Senior Site Reliability Engineer, Data Infrastructure

Weights & Biases Weights & Biases · Data AI · Bellevue, WA +1 · Information Technology

This role focuses on the reliability, scalability, and security of a data platform that supports internal AI workloads. The Senior Site Reliability Engineer will own the reliability and performance of a Kubernetes-based data platform, designing and operating highly available, multi-region systems, and ensuring services meet strict uptime and latency targets.
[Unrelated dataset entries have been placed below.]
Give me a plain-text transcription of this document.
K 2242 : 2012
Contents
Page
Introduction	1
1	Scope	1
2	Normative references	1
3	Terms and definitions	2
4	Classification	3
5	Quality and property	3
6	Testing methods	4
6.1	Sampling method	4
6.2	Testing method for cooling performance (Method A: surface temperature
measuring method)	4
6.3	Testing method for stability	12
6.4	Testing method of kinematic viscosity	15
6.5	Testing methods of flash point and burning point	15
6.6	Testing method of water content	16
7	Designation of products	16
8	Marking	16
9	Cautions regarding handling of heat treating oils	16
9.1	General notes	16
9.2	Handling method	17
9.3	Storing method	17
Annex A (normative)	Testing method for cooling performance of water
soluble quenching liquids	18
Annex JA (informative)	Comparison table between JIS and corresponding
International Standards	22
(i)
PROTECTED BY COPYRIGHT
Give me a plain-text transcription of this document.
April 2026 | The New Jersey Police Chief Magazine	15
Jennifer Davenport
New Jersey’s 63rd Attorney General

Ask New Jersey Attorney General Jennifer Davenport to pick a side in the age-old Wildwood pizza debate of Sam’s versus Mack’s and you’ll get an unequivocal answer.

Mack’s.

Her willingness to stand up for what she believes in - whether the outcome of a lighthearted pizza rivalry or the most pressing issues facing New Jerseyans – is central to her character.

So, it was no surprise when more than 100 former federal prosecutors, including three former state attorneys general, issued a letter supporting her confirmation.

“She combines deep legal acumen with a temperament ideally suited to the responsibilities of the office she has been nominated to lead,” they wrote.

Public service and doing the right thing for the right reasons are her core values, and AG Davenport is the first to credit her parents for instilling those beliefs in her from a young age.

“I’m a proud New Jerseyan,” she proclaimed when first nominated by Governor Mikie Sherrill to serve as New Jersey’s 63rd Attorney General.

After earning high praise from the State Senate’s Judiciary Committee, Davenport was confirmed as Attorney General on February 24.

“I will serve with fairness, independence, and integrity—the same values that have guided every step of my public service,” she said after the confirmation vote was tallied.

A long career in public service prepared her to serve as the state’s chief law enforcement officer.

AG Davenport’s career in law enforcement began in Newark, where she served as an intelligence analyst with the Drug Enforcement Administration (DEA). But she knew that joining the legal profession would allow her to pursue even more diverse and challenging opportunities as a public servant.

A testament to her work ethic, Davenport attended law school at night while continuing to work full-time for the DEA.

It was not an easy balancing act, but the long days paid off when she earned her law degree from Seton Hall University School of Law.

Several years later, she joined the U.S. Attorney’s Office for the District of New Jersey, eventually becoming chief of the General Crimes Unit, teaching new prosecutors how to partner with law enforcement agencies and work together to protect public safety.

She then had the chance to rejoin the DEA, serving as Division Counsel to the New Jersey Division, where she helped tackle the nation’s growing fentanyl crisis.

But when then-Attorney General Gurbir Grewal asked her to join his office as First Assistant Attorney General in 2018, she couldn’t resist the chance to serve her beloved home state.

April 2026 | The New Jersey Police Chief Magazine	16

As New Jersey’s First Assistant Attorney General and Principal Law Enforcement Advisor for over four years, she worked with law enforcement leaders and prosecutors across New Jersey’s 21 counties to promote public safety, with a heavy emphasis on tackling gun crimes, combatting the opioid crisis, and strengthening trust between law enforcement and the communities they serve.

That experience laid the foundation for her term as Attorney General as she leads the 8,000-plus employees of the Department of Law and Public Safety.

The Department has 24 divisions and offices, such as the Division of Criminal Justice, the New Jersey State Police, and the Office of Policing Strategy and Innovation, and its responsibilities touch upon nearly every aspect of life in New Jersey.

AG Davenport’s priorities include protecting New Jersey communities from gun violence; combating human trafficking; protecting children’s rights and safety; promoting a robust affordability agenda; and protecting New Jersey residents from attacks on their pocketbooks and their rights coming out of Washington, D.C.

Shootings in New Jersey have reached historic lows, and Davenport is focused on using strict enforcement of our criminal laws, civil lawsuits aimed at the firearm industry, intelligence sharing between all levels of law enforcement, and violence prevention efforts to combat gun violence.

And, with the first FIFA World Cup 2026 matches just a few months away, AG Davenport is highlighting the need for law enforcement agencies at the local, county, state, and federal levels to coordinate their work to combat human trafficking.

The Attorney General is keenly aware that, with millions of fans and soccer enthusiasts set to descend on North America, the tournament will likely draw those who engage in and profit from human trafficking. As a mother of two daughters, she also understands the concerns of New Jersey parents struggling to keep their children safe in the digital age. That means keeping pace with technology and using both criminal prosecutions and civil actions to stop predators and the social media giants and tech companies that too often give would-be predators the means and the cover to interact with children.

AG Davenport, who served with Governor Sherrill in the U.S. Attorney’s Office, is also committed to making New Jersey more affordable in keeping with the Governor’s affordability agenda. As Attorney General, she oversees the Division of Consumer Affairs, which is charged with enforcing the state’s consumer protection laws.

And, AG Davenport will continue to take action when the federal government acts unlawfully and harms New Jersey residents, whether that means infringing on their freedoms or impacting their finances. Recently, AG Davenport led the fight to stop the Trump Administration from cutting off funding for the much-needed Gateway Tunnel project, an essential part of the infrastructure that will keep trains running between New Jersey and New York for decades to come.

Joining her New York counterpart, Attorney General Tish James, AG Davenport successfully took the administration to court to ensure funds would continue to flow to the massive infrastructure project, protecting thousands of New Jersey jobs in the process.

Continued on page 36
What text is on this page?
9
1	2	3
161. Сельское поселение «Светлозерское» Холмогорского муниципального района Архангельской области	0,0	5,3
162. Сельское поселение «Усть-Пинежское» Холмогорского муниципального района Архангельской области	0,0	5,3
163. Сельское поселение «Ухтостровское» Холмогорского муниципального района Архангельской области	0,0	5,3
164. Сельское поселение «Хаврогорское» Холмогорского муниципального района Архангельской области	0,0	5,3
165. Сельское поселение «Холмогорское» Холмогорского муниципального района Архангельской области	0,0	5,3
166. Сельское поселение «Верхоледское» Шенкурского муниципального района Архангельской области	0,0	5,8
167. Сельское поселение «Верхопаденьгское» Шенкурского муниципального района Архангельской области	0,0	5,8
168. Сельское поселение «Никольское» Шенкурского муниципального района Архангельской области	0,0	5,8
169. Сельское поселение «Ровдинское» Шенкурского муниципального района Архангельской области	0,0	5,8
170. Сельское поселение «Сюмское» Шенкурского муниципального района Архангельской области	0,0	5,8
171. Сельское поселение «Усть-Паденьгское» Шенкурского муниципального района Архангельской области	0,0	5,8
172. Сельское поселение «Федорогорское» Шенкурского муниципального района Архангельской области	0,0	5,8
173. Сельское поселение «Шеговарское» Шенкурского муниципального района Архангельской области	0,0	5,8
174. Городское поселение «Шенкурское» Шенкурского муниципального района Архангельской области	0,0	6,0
Responsibilities include scaling infrastructure, improving deployment pipelines, hardening security, and evolving DevSecOps practices.

What you'd actually do

  1. own the reliability and performance of our Kubernetes-based data platform
  2. design and operate highly available, multi-region systems, ensuring our services meet strict uptime and latency targets
  3. scaling infrastructure, improving deployment pipelines, and hardening our security posture
  4. play a key role in evolving our DevSecOps practices while partnering closely with engineering teams to ensure services are built for reliability from day one

Skills

Required

  • 5+ years of experience in Site Reliability Engineering, Platform Engineering, or Infrastructure Engineering roles
  • Deep expertise in Kubernetes and containerized software services, including cluster design, operations, and troubleshooting in production environments
  • Strong experience building and operating CI/CD systems, including tools such as Argo CD and GitHub Actions
  • Proven experience owning production systems with high availability requirements (≥99.99% uptime), including incident response, SLI/SLO/SLA definition, error budgets, and postmortems
  • Hands-on experience designing and operating geo-replicated, multi-region, active-active systems, including traffic routing, failover strategies, and data consistency tradeoffs
  • Strong experience building and owning observability components, including metrics, logging, and tracing (e.g., Prometheus, Grafana, OpenTelemetry)
  • Experience with infrastructure as code (e.g., Helm, Terraform, Pulumi) and automated environment provisioning
  • Strong understanding of system performance tuning, capacity planning, and resource optimization in distributed systems
  • Experience implementing and operating security best practices in cloud-native environments (e.g., secrets management, network policies, vulnerability scanning)

Nice to have

  • Experience operating data platforms or data-intensive workloads (e.g., Spark, Airflow, Kafka, Flink)
  • Familiarity with service mesh technologies (e.g., Istio, Linkerd)
  • Background in building internal developer platforms or self-service infrastructure

What the JD emphasized

  • ≥99.99% uptime
  • incident response, SLI/SLO/SLA definition, error budgets, and postmortems
  • geo-replicated, multi-region, active-active systems
  • observability components, including metrics, logging, and tracing (e.g., Prometheus, Grafana, OpenTelemetry)
  • infrastructure as code (e.g., Helm, Terraform, Pulumi)
  • security best practices in cloud-native environments